Condition precedent, redux

Continuing the theme from its recent Energy Transfer opinion, the Texas Supreme Court’s opinion in Chalker Energy v. Le Norman Operating involved a “No Obligation” provision in the parties’ Confidentiality Agreement. Entered at the beginning of a bidding process for valuable oil-and-gas assets, the clause said: “The Parties hereto understand that unless and until a definitive agreement has been executed and delivered, no contract or agreement providing for a transaction between the Parties shall be deemed to exist and neither Party will be under any legal obligation of any kind whatsoever with respect to such transaction by virtue of this or any written or oral expression thereof, except, in the case of this Agreement, for the matters specially agreed to herein. For purposes of this Agreement, the term ‘definitive agreement’ does not include an executed letter of intent or any other preliminary written agreement or offer, unless specifically so designated in writing and executed by both Parties.”

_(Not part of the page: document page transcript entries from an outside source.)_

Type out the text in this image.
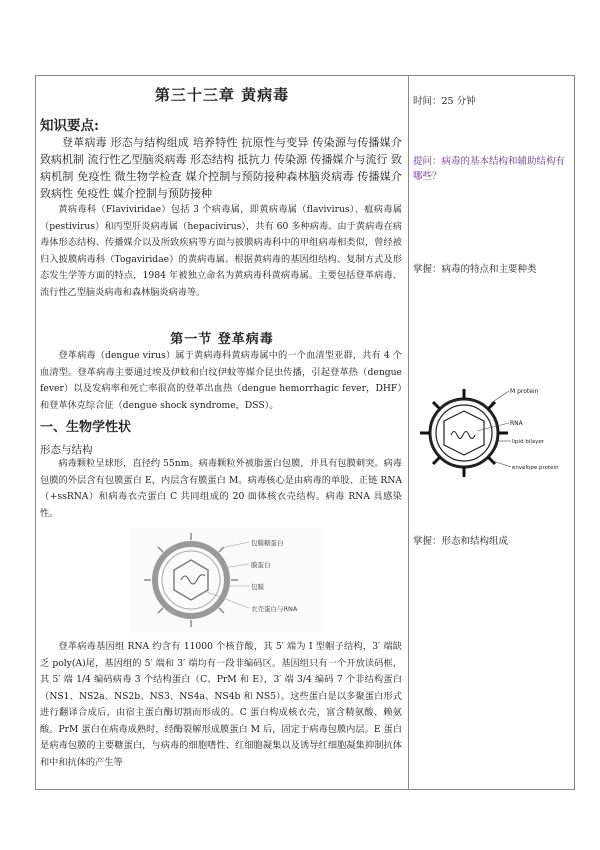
第三十三章 黄病毒
知识要点:

登革病毒 形态与结构组成 培养特性 抗原性与变异 传染源与传播媒介 致病机制 流行性乙型脑炎病毒 形态结构 抵抗力 传染源 传播媒介与流行 致病机制 免疫性 微生物学检查 媒介控制与预防接种森林脑炎病毒 传播媒介 致病性 免疫性 媒介控制与预防接种

黄病毒科（Flaviviridae）包括 3 个病毒属，即黄病毒属（flavivirus）、瘟病毒属（pestivirus）和丙型肝炎病毒属（hepacivirus），共有 60 多种病毒。由于黄病毒在病毒体形态结构、传播媒介以及所致疾病等方面与披膜病毒科中的甲组病毒相类似，曾经被归入披膜病毒科（Togaviridae）的黄病毒属。根据黄病毒的基因组结构、复制方式及形态发生学等方面的特点，1984 年被独立命名为黄病毒科黄病毒属。主要包括登革病毒、流行性乙型脑炎病毒和森林脑炎病毒等。

第一节 登革病毒

登革病毒（dengue virus）属于黄病毒科黄病毒属中的一个血清型亚群，共有 4 个血清型。登革病毒主要通过埃及伊蚊和白纹伊蚊等媒介昆虫传播，引起登革热（dengue fever）以及发病率和死亡率很高的登革出血热（dengue hemorrhagic fever，DHF）和登革休克综合征（dengue shock syndrome，DSS）。

一、生物学性状
形态与结构

病毒颗粒呈球形，直径约 55nm。病毒颗粒外被脂蛋白包膜，并具有包膜刺突。病毒包膜的外层含有包膜蛋白 E，内层含有膜蛋白 M。病毒核心是由病毒的单股、正链 RNA（+ssRNA）和病毒衣壳蛋白 C 共同组成的 20 面体核衣壳结构。病毒 RNA 具感染性。

包膜糖蛋白
膜蛋白
包膜
衣壳蛋白与RNA

登革病毒基因组 RNA 约含有 11000 个核苷酸，其 5′ 端为 I 型帽子结构，3′ 端缺乏 poly(A)尾，基因组的 5′ 端和 3′ 端均有一段非编码区。基因组只有一个开放读码框，其 5′ 端 1/4 编码病毒 3 个结构蛋白（C、PrM 和 E），3′ 端 3/4 编码 7 个非结构蛋白（NS1、NS2a、NS2b、NS3、NS4a、NS4b 和 NS5）。这些蛋白是以多聚蛋白形式进行翻译合成后，由宿主蛋白酶切割而形成的。C 蛋白构成核衣壳，富含精氨酸、赖氨酸。PrM 蛋白在病毒成熟时，经酶裂解形成膜蛋白 M 后，固定于病毒包膜内层。E 蛋白是病毒包膜的主要糖蛋白，与病毒的细胞嗜性、红细胞凝集以及诱导红细胞凝集抑制抗体和中和抗体的产生等

时间：25 分钟
提问：病毒的基本结构和辅助结构有哪些？
掌握：病毒的特点和主要种类
M protein
RNA
lipid bilayer
envelope protein
掌握：形态和结构组成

This provision was sufficient to preclude the formation of a later contract through an exchange of emails: “If mere proposals that contemplate a later-executed PSA and the subsequent exchanging of unagreed-to drafts are sufficient to raise a fact question on the existence of a definitive agreement, No Obligation Clauses will be stripped of much of their meaning and utility. Even worse, these clauses would mislead parties operating under the assumption that they can freely engage in negotiations without binding themselves to proposals in an email exchange. By including the No Obligation Clause in the Confidentiality Agreement, the Sellers and LNO provided themselves with the freedom to negotiate without fear of being bound to a contract.” No. 18-0352 (Feb. 28, 2020).